Looking for workflows where everyone agrees but nothing moves

Sometimes the blocker is not the decision.

The decision exists.
The owner exists.
The deadline exists.

Everyone agrees on the direction.

Yet nothing moves.

Because nobody defined:

  • who moves first
  • what gets delivered first
  • what officially starts execution

The workflow is not blocked.
The workflow is waiting.

Looking for examples where agreement existed, but movement never started.

posted to Icon for group Looking to Partner Up
Looking to Partner Up
on June 23, 2026
  1. 2

    The handoff to next action gap is even more dangerous in automated workflows because there is no human watching. A person waiting on a teammate might eventually ask. A system waiting on another system just stays waiting until someone notices revenue stopped moving. Have you seen this gap vary more by team size or by workflow complexity?

    1. 1

      The gap usually grows with workflow complexity, but what I've seen is that ownership ambiguity matters more than team size.

      Automation often creates the impression that the system owns the outcome. In reality, it only executes the handoff. Someone still needs to own the next action.

      As complexity increases, these invisible handoff points multiply, making waiting behavior much harder to notice until business metrics begin to move.

      I've seen small teams with fragmented automation struggle more than larger teams that define a clear ownership threshold for every handoff.

  2. 2

    Exactly — the waiting pattern is more dangerous than a block because everyone can see a block. "Soon" is the most expensive word in cross-team workflows because it lets everyone off the hook without anyone committing. A defined response time turns a vague expectation into a measurable commitment. The teams that do this well don't track velocity, they track handoff time.

    1. 1

      Tracking handoff time instead of velocity is where the real execution leakage becomes visible.

      Velocity only measures active work. It rarely captures the waiting time between one person finishing and the next person actually starting.

      "Soon" is risky because it creates the feeling of alignment without defining a commitment.

      I've found that measuring the gap between "handoff" and "next action" often explains more about execution speed than velocity alone.

  3. 2

    Exactly. The silent stall pattern is more dangerous than an explicit block because nobody flags it as blocked. A blocked workflow gets attention and gets resolved. A waiting workflow just sits there slowly losing urgency until someone finally asks "is anyone working on this?" and the window has already passed. The most effective fix I have seen is adding a simple rule: if no movement within 48 hours, escalate to X. The escalation is rarely needed, but knowing it exists changes how people prioritize the handoff.

    1. 1

      That silent stall is exactly where time and money leak without anyone noticing.
      People don't realize a workflow is dying because it still looks active.

      Your 48-hour rule is necessary.
      It forces teams to treat a handoff as a commitment rather than a casual pass.

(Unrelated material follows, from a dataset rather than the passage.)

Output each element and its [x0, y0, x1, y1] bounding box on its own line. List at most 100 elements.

      When there is no clear trigger or consequence for sitting on a task, "soon" turns into next month.

      It's less about coordination itself and more about making inactivity visible.

  4. 2

    The most common version I see is when the execution start depends on someone getting back to someone else, and nobody defined the expected response time. Agreement exists, everyone is waiting for the other person to move first, and the workflow enters a silent stall. The fix is usually not a better decision process, its a rule about who initiates and by when. I have seen this pattern more in cross-team workflows than within a single team.

    1. 1

      I agree.

      The expected response time is a big part of it.

      I've seen cases where everyone assumed the next person would move soon, but nobody defined what "soon" actually meant.

      The workflow wasn't blocked.

      It was waiting.

      And everyone thought someone else was about to move it forward.